Gold was down about 2 per cent yesterday to $1,165 an ounce, after hitting a record $1,196.80 earlier in the week. Max Layton, a commodities analyst at Macquarie in London, said: "Gold is mirroring the US dollar. People are selling off riskier assets." One of those is oil, which has more than doubled in price since last December, when crude bottomed out at $32 a barrel after tumbling from a record $147 a barrel the previous July. Oil's rebound has been driven by US dollar weakness and investor optimism about imminent economic recovery rather than any tightening of supply and demand fundamentals.
Economic recovery has proved elusive, however, leaving oil markets "swimming" in inventory, the investment bank Goldman Sachs said yesterday. Dubai's surprise announcement has now stoked fresh doubts about the world's ability to bounce back from its worst financial and economic meltdown in decades. Analysts took heart in the financial strength of Abu Dhabi, whose sovereign savings could pay off Dubai's debts several times over because of decades of oil revenue surplus.
"Dubai as a state is not on the verge of bankruptcy, thanks to the support of Abu Dhabi," said Pascal Devaux, the Middle East risk assessment economist at BNP Paribas.
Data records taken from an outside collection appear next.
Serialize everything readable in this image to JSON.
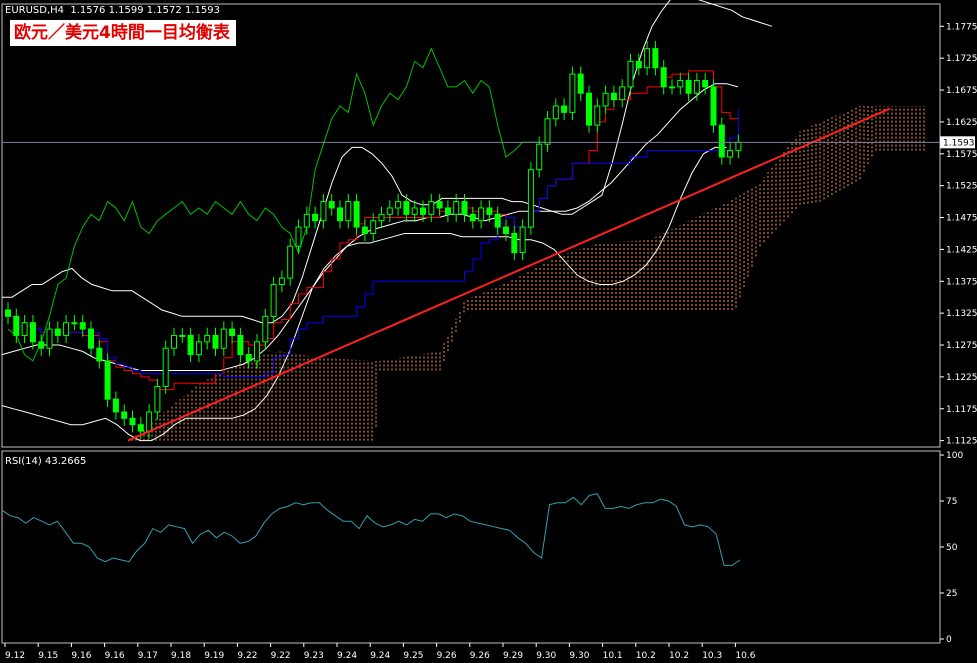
{
  "header": {
    "symbol_tf": "EURUSD,H4",
    "ohlc": [
      "1.1576",
      "1.1599",
      "1.1572",
      "1.1593"
    ],
    "title": "欧元／美元4時間一目均衡表",
    "current_price": "1.1593"
  },
  "rsi": {
    "label": "RSI(14)",
    "value": "43.2665",
    "ylim": [
      0,
      100
    ],
    "ticks": [
      "100",
      "75",
      "50",
      "25",
      "0"
    ]
  },
  "colors": {
    "background": "#000000",
    "up_candle": "#00ff00",
    "down_candle": "#00ff00",
    "tenkan": "#ff0000",
    "kijun": "#0000ff",
    "chikou": "#00c000",
    "bollinger": "#ffffff",
    "kumo": "#ff9a50",
    "trendline": "#ff2020",
    "rsi": "#30a0b0",
    "price_line": "#8080a0"
  },
  "chart_data": {
    "type": "candlestick",
    "ylim": [
      1.1115,
      1.181
    ],
    "y_ticks": [
      "1.1775",
      "1.1725",
      "1.1675",
      "1.1625",
      "1.1575",
      "1.1525",
      "1.1475",
      "1.1425",
      "1.1375",
      "1.1325",
      "1.1275",
      "1.1225",
      "1.1175",
      "1.1125"
    ],
    "x_ticks": [
      "9.12",
      "9.15",
      "9.16",
      "9.16",
      "9.17",
      "9.18",
      "9.19",
      "9.22",
      "9.22",
      "9.23",
      "9.24",
      "9.24",
      "9.25",
      "9.26",
      "9.26",
      "9.29",
      "9.30",
      "9.30",
      "10.1",
      "10.2",
      "10.2",
      "10.3",
      "10.6"
    ],
    "closes": [
      1.132,
      1.129,
      1.131,
      1.128,
      1.127,
      1.13,
      1.129,
      1.131,
      1.131,
      1.13,
      1.127,
      1.125,
      1.119,
      1.117,
      1.116,
      1.115,
      1.114,
      1.117,
      1.121,
      1.127,
      1.129,
      1.129,
      1.126,
      1.128,
      1.129,
      1.127,
      1.13,
      1.129,
      1.126,
      1.125,
      1.128,
      1.132,
      1.137,
      1.138,
      1.143,
      1.146,
      1.148,
      1.147,
      1.15,
      1.149,
      1.147,
      1.15,
      1.146,
      1.145,
      1.147,
      1.148,
      1.149,
      1.15,
      1.148,
      1.149,
      1.148,
      1.15,
      1.149,
      1.148,
      1.15,
      1.148,
      1.147,
      1.149,
      1.148,
      1.146,
      1.145,
      1.142,
      1.146,
      1.155,
      1.159,
      1.163,
      1.165,
      1.164,
      1.17,
      1.167,
      1.162,
      1.165,
      1.167,
      1.166,
      1.168,
      1.172,
      1.171,
      1.174,
      1.171,
      1.168,
      1.168,
      1.169,
      1.167,
      1.169,
      1.168,
      1.162,
      1.157,
      1.158,
      1.1593
    ],
    "bb_upper": [
      1.135,
      1.135,
      1.136,
      1.137,
      1.137,
      1.138,
      1.139,
      1.1395,
      1.138,
      1.137,
      1.1365,
      1.136,
      1.136,
      1.136,
      1.135,
      1.134,
      1.133,
      1.1325,
      1.132,
      1.132,
      1.132,
      1.132,
      1.132,
      1.132,
      1.132,
      1.1315,
      1.131,
      1.131,
      1.132,
      1.134,
      1.138,
      1.143,
      1.148,
      1.153,
      1.157,
      1.1585,
      1.1585,
      1.1575,
      1.156,
      1.154,
      1.151,
      1.15,
      1.1495,
      1.1495,
      1.1505,
      1.1505,
      1.1505,
      1.1505,
      1.1505,
      1.1505,
      1.1505,
      1.15,
      1.15,
      1.1495,
      1.149,
      1.1485,
      1.148,
      1.148,
      1.149,
      1.15,
      1.151,
      1.156,
      1.162,
      1.1685,
      1.1735,
      1.1775,
      1.18,
      1.182,
      1.182,
      1.182,
      1.1815,
      1.181,
      1.1805,
      1.18,
      1.179,
      1.1785,
      1.178,
      1.1775
    ],
    "bb_middle": [
      1.126,
      1.1265,
      1.127,
      1.1275,
      1.1275,
      1.1275,
      1.127,
      1.1265,
      1.1255,
      1.125,
      1.1245,
      1.124,
      1.1235,
      1.1235,
      1.1235,
      1.1235,
      1.1235,
      1.1235,
      1.1235,
      1.1235,
      1.124,
      1.1245,
      1.1255,
      1.127,
      1.129,
      1.1315,
      1.134,
      1.1365,
      1.139,
      1.141,
      1.143,
      1.1445,
      1.1455,
      1.146,
      1.1465,
      1.147,
      1.147,
      1.1475,
      1.1475,
      1.148,
      1.148,
      1.1475,
      1.147,
      1.1475,
      1.148,
      1.1485,
      1.1485,
      1.1485,
      1.1485,
      1.1485,
      1.149,
      1.15,
      1.1515,
      1.153,
      1.155,
      1.157,
      1.159,
      1.1605,
      1.1625,
      1.1645,
      1.166,
      1.1675,
      1.1685,
      1.1685,
      1.168
    ],
    "bb_lower": [
      1.118,
      1.1175,
      1.117,
      1.1165,
      1.116,
      1.1155,
      1.115,
      1.115,
      1.1155,
      1.116,
      1.115,
      1.1135,
      1.1125,
      1.1125,
      1.1135,
      1.115,
      1.116,
      1.116,
      1.116,
      1.116,
      1.116,
      1.1165,
      1.1175,
      1.1195,
      1.1225,
      1.1265,
      1.1315,
      1.1365,
      1.1395,
      1.1415,
      1.143,
      1.1435,
      1.1435,
      1.144,
      1.1445,
      1.145,
      1.145,
      1.145,
      1.145,
      1.145,
      1.1445,
      1.1445,
      1.1445,
      1.1445,
      1.1445,
      1.144,
      1.144,
      1.1435,
      1.1425,
      1.1405,
      1.1385,
      1.1375,
      1.137,
      1.137,
      1.1375,
      1.1385,
      1.14,
      1.1425,
      1.146,
      1.1505,
      1.1545,
      1.1575,
      1.1585,
      1.1585
    ],
    "rsi_values": [
      70,
      67,
      66,
      63,
      66,
      64,
      62,
      64,
      58,
      52,
      52,
      50,
      44,
      42,
      44,
      43,
      42,
      48,
      52,
      60,
      58,
      62,
      61,
      60,
      52,
      57,
      59,
      55,
      58,
      56,
      52,
      53,
      56,
      63,
      68,
      71,
      72,
      74,
      73,
      74,
      74,
      70,
      67,
      64,
      64,
      60,
      67,
      63,
      61,
      62,
      64,
      62,
      65,
      64,
      68,
      68,
      66,
      68,
      67,
      64,
      63,
      62,
      61,
      60,
      59,
      55,
      52,
      47,
      44,
      73,
      74,
      74,
      77,
      73,
      78,
      79,
      71,
      71,
      72,
      71,
      73,
      74,
      74,
      76,
      75,
      72,
      62,
      61,
      62,
      61,
      57,
      40,
      40,
      43
    ]
  }
}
Dealers said oil prices could slide further if the global economy failed to sustain a recovery. Some technical analysts who base their forecasts on historical price trends have warned that crude could fall to $65 after yesterday's move.
The Central Bank has so far pumped $10bn into the Dubai Financial Support Fund, and two Abu Dhabi-based commercial banks have raised a further $5bn. The liabilities of Dubai World may account for as much as half of Dubai's total government and corporate debt, according to an estimate by the bond rating agency Standard & Poor's. Until Wednesday, Dubai officials had signalled that those debts would be paid on time.